Wednesday, November 30, 2016

Review: Downed by Jen Frederick

Title: Downed
Series: Gridiron #3
Author: Jen Frederick
Release date: December 1, 2016
Cliffhanger: No
Rating: 4.5 stars


He’s the guy no one likes…

Despite winning two national championships, JR “Ace” Anderson was sent packing from his old school after losing the trust of his coach. At Southern U, he has a second chance to prove that his college legacy isn’t endless debauchery and selfishness. But his reputation precedes him, and his teammates offer a chilly welcome in the locker room. The one person who is willing to accept him is the very woman he should stay away from—his new coach’s daughter.

She’s the girl everyone loves…

Bryant Johnson’s only goal in life is to make others happy, even at her own expense. One look at her father’s new star quarterback, and she knows that Ace is her next project. With a reputation for being a “jerk whisperer”, Bryant has spent her last three years at college reforming sorry behavior and turning bad boys into the best boyfriends ever. In Ace, though, she’s met with surly resistance and a sizzling attraction she doesn’t expect. Fixing this wounded warrior will be her biggest challenge yet. Not falling for him will be even harder.

Between her big heart and his damaged one, a battle is ensuing. In this game of love, every defense will crumble.

Well, well, well. Jen Frederick has made a believer out of me. If ever there was a character who was ripe for readers to hate, it was JR "Ace" Anderson. Lucy's childhood best friend is an all-around asshole and traitorous douche. He was a major user of women, and he stabbed Lucy in the back. Not to mention, he's not the most pleasant person. In fact, he's downright cold and selfish. At least, that was the consensus in the past. Could he be redeemed? The answer: absolutely, and with flying colors.

This is most definitely an opposites attract NA romance. These two are the epitome of wrong for each other in every way. She's bubbly, outgoing, and popular. He's a social pariah, angry, and rude. But when you think about what drives their personalities they have more in common than you would originally think. He has major "daddy issues", on one hand despising him and the other hand struggling not to follow in his parent's footsteps.

As much as she seems to have it all together, Bryant is also influenced by a family member. Her fear of getting hurt and taking her sister's tragic path pushes her to hold men at a distance and not allow them access to her heart. And she puts on a veneer of happiness and zen when in actuality she is still locked in memories of the past. Memories of what caused her sister's destruction.

I’ve laughed when I haven’t felt like laughing. My parents need to know I’m okay at all times, otherwise their fears and worries might devour them and send them back to the dark place we were all in three years ago.

It's her decision to make Ace her newest project that starts them on a crazy, whirlwind relationship that will have you wide-eyed at her audacity on more than on occasion. Their first brunch?? The poor boy didn't know what hit him. He was confused, frazzled, and had no idea how to take this southern hurricane with the impeccable manners.

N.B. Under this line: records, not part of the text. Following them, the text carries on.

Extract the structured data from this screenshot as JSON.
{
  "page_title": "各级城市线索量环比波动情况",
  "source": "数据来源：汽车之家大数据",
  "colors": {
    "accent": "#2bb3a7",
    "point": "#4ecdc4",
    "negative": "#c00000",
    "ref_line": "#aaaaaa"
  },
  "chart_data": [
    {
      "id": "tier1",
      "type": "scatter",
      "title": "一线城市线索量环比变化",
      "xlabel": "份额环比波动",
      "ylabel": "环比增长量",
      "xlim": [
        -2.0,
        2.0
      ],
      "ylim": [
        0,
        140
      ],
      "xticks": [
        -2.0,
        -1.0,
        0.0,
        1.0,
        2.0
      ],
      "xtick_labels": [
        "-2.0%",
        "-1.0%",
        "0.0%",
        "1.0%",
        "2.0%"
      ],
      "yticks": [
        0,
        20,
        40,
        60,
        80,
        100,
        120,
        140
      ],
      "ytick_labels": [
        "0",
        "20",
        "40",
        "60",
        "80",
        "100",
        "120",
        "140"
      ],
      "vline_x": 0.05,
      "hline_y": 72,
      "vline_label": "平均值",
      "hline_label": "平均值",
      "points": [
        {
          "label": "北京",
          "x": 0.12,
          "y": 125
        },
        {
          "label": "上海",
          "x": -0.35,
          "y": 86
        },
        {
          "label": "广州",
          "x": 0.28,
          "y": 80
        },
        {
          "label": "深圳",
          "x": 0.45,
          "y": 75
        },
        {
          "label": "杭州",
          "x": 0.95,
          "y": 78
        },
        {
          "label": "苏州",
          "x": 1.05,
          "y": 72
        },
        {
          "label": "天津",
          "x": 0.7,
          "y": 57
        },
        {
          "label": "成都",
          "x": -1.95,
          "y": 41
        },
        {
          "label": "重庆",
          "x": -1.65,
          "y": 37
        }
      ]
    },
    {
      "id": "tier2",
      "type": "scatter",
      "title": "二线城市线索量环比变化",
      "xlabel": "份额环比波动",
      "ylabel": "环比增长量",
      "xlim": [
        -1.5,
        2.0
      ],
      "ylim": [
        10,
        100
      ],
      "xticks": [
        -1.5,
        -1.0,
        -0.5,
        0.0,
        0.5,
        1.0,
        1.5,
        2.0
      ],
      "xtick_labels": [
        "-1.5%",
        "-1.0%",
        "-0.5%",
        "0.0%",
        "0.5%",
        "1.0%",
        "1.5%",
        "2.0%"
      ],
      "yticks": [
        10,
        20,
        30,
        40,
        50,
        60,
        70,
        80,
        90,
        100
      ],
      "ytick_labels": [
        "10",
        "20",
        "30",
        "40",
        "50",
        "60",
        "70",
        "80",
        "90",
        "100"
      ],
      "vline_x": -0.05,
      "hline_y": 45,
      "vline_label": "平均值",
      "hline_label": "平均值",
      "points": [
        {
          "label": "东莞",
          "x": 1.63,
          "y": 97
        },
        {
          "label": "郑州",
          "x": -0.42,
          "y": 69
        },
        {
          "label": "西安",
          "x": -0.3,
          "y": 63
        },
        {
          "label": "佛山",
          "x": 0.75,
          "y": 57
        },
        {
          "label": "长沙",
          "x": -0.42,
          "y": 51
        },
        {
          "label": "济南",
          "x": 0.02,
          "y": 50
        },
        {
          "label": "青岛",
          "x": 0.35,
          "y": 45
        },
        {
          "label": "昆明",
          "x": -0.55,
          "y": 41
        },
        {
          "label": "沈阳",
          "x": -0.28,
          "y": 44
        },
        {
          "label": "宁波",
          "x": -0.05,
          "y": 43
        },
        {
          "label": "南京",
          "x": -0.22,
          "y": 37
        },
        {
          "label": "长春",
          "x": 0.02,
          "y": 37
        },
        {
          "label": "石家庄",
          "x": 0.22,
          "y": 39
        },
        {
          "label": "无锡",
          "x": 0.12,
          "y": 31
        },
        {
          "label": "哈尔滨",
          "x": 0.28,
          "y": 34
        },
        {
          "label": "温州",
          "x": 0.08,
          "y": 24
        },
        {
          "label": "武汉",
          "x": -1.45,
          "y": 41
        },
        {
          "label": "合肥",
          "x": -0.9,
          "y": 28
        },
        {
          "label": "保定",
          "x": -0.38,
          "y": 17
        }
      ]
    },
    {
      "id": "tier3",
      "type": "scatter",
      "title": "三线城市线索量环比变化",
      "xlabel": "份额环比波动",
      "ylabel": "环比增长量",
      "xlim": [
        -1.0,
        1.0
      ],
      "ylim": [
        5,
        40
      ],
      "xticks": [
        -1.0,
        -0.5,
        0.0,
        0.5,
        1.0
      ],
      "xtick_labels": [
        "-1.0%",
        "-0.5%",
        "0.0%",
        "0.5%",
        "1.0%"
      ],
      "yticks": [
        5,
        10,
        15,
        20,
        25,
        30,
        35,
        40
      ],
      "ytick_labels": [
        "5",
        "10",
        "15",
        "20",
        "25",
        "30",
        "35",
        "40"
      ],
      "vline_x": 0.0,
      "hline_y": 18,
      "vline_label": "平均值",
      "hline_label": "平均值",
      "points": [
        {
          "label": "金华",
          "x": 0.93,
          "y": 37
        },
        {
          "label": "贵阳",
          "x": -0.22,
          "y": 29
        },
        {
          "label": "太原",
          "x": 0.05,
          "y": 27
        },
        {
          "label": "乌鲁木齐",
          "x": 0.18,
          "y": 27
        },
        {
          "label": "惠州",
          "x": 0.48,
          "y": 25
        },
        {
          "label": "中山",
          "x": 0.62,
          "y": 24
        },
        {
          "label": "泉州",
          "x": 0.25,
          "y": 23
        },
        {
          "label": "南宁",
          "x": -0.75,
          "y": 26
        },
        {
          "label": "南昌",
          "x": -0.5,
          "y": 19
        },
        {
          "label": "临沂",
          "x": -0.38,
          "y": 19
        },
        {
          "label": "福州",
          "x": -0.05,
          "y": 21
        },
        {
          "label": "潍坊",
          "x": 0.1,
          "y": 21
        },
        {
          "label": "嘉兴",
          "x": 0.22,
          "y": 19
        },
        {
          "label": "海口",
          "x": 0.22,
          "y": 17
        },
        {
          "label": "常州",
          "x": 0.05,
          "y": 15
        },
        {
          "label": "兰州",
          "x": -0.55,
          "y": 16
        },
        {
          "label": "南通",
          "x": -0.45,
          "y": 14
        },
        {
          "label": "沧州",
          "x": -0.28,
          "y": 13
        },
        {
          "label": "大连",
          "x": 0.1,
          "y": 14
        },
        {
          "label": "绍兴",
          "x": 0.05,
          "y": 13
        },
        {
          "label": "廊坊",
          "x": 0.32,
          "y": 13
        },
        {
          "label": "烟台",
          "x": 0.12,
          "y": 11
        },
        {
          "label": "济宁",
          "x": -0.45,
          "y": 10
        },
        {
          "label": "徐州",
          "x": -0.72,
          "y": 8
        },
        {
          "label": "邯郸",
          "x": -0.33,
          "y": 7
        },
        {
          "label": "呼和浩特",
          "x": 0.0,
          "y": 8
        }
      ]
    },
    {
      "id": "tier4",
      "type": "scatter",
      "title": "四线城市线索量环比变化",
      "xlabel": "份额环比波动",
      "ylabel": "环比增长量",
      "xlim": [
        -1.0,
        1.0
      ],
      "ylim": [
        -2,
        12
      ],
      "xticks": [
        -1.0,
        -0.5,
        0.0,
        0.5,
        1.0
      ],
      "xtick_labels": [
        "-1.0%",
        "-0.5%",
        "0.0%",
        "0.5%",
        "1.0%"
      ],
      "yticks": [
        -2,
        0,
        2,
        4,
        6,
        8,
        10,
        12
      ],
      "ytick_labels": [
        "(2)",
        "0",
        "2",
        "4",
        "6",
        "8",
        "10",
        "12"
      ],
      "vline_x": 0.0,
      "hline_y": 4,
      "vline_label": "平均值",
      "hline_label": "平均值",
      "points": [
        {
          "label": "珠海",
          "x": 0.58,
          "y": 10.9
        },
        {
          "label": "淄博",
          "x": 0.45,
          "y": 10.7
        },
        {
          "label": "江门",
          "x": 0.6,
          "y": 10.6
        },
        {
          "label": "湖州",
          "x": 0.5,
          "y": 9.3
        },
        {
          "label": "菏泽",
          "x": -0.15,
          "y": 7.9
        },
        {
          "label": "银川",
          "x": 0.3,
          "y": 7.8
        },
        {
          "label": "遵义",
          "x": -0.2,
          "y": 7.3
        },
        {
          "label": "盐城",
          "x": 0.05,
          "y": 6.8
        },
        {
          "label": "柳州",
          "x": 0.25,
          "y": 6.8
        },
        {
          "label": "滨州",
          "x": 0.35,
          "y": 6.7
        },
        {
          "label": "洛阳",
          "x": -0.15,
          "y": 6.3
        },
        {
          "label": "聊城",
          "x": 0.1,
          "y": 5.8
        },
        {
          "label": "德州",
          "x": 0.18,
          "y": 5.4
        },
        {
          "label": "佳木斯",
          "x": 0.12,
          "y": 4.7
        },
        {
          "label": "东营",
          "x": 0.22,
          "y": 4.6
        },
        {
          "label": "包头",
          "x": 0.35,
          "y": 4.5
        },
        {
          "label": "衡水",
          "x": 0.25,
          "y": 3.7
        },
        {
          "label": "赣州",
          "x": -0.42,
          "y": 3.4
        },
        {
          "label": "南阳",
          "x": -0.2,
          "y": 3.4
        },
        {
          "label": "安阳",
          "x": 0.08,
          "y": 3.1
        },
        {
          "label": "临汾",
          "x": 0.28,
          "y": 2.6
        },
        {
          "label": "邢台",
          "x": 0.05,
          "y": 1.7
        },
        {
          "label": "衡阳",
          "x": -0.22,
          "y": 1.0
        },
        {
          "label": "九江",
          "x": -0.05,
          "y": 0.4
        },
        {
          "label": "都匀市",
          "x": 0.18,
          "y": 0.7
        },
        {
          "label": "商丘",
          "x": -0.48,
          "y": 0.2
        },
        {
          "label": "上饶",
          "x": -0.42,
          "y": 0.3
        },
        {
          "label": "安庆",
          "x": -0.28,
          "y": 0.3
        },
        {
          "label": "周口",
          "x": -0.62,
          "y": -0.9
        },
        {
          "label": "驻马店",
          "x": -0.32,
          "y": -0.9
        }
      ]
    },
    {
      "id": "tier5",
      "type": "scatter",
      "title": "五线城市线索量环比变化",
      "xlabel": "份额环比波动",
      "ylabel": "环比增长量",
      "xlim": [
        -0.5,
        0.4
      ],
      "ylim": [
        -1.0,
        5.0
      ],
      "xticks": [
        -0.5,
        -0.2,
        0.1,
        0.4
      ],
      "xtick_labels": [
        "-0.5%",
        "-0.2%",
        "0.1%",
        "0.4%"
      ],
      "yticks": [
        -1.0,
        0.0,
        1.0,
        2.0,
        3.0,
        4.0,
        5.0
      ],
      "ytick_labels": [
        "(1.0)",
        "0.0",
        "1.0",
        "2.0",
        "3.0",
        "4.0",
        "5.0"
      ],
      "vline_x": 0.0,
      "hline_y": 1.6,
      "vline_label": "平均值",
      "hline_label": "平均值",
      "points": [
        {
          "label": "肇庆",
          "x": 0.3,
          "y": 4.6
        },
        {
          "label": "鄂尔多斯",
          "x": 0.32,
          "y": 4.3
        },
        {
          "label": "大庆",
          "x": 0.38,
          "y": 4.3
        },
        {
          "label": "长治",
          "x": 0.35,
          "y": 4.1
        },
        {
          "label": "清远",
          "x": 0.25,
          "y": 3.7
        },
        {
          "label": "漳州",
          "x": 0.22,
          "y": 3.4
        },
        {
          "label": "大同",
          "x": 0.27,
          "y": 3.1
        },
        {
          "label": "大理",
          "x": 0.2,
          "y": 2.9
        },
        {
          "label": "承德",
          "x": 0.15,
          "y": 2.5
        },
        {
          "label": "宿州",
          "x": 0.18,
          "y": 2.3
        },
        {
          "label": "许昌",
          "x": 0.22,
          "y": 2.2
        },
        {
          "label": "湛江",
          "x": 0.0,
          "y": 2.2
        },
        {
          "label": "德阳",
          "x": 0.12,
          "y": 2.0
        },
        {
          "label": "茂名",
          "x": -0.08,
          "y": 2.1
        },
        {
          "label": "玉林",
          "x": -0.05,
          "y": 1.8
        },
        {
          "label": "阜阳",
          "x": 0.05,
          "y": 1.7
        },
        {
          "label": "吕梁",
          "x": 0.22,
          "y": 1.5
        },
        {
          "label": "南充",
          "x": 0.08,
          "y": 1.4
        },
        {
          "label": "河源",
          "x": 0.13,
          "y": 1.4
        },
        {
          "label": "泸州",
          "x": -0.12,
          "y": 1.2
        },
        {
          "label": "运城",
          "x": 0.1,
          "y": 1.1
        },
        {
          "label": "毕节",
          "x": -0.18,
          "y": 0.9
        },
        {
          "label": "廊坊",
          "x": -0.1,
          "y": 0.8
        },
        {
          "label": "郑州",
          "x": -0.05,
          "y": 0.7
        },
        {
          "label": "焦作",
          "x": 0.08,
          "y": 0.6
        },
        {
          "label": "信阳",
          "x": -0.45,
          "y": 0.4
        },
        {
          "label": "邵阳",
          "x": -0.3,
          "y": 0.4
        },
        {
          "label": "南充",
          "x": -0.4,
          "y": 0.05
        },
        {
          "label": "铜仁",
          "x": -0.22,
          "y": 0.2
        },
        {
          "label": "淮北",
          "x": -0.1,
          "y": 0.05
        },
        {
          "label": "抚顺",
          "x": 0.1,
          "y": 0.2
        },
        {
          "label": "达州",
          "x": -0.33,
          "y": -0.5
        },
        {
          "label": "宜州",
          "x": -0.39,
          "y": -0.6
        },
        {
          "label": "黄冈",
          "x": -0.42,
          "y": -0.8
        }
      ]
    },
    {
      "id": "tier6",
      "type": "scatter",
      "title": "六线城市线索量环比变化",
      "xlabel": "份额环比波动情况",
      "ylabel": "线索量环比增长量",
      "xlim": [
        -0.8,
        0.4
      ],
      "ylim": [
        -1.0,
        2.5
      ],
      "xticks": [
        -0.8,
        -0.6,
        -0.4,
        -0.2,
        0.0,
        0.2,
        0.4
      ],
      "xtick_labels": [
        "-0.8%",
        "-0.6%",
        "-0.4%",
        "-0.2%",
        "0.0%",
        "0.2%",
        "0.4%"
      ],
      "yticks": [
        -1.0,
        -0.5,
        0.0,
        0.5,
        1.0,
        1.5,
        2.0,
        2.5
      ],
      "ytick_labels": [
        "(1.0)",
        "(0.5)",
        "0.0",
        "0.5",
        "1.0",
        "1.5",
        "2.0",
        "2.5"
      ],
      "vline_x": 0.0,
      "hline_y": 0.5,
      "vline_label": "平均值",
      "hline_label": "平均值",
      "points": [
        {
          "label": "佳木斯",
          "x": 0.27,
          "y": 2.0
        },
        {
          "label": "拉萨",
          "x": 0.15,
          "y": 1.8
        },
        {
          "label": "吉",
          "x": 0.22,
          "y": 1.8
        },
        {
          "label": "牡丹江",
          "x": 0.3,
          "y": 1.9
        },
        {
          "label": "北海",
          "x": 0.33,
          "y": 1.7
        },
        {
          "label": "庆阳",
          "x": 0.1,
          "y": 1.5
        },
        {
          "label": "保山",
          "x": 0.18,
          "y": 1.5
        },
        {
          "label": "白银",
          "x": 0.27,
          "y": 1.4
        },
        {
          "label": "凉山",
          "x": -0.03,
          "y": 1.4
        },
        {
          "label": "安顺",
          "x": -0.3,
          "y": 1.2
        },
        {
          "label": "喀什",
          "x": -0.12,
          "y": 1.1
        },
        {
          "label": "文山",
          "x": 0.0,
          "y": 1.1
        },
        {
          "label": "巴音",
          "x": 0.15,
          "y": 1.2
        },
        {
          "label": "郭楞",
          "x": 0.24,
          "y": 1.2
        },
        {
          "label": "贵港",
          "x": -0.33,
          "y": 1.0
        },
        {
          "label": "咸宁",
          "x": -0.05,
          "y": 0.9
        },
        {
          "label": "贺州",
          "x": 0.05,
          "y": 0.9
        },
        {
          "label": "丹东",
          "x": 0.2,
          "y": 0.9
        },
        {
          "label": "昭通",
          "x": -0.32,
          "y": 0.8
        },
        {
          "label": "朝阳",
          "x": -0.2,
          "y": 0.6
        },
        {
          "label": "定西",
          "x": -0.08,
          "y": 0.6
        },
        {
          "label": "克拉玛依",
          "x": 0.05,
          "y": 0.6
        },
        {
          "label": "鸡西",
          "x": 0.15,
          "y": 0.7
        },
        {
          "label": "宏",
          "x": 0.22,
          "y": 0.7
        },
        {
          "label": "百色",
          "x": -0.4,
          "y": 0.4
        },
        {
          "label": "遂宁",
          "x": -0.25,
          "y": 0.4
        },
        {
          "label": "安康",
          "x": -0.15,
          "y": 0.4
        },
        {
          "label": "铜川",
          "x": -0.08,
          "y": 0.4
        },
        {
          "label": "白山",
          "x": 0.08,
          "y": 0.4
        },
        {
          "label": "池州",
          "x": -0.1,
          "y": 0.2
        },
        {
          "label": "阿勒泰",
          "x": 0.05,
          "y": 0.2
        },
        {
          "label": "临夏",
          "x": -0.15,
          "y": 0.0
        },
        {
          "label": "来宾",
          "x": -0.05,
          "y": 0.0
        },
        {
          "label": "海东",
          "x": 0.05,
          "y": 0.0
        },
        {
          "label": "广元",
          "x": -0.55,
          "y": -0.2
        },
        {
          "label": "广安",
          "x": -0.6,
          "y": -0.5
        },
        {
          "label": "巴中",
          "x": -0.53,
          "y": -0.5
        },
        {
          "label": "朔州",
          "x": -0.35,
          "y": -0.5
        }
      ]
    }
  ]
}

For the greater good of womankind, Bryant makes it her mission to take on a guy she deems struggling and turn him into the perfect boyfriend material. Not for herself of course, but for others willing to reap the spoils of her hard work. I'm not going to lie, I had a fear in the beginning that after Ace started falling for her, her fake relationship goals would blow up in her face later. Thankfully, there was no drama connected to that. Actually, it resolved from a much different angle than I had anticipated. And I mean that in the best way.

In the beginning of the book, Bryant plainly holds the power. She's steering Ace where her vision for him will reach its end goal. But after a few highly provocative and passionate encounters with him, she's left shaken and unsteady. He grows in confidence as hers slips away, and this power struggle was absolutely necessary in my opinion. He helps her look inside herself, to see all the fears she was trying to suppress and makes her face them. In the end, they both grew and matured. Became more confident, strong individuals who fit each other more flawlessly than I ever would have imagined.

Once upon a time, I probably would’ve been a man who’d hurt her, but not anymore. Now I’m the one who’s going to love her.

I'll be the first person to admit that I had serious doubts as to whether or not I could ever like this hero, let alone love him. He didn't magically get a personality transplant overnight that's for sure. Or at all, and that's what I really appreciated. His transformation was gradual and very naturalistic. And even when he became a better man, he still retained some of his rough tendencies. But he was also caring, strong, determined, and protective towards her. If you have your doubts, cast them aside and give this a shot. I think you'll be very pleasantly surprised.

I had no idea I'd fall in love here at Southern. I hadn't come looking for it, that's for damn sure. But I don't regret it. All of the acts of my past—both good and bad—led me to her.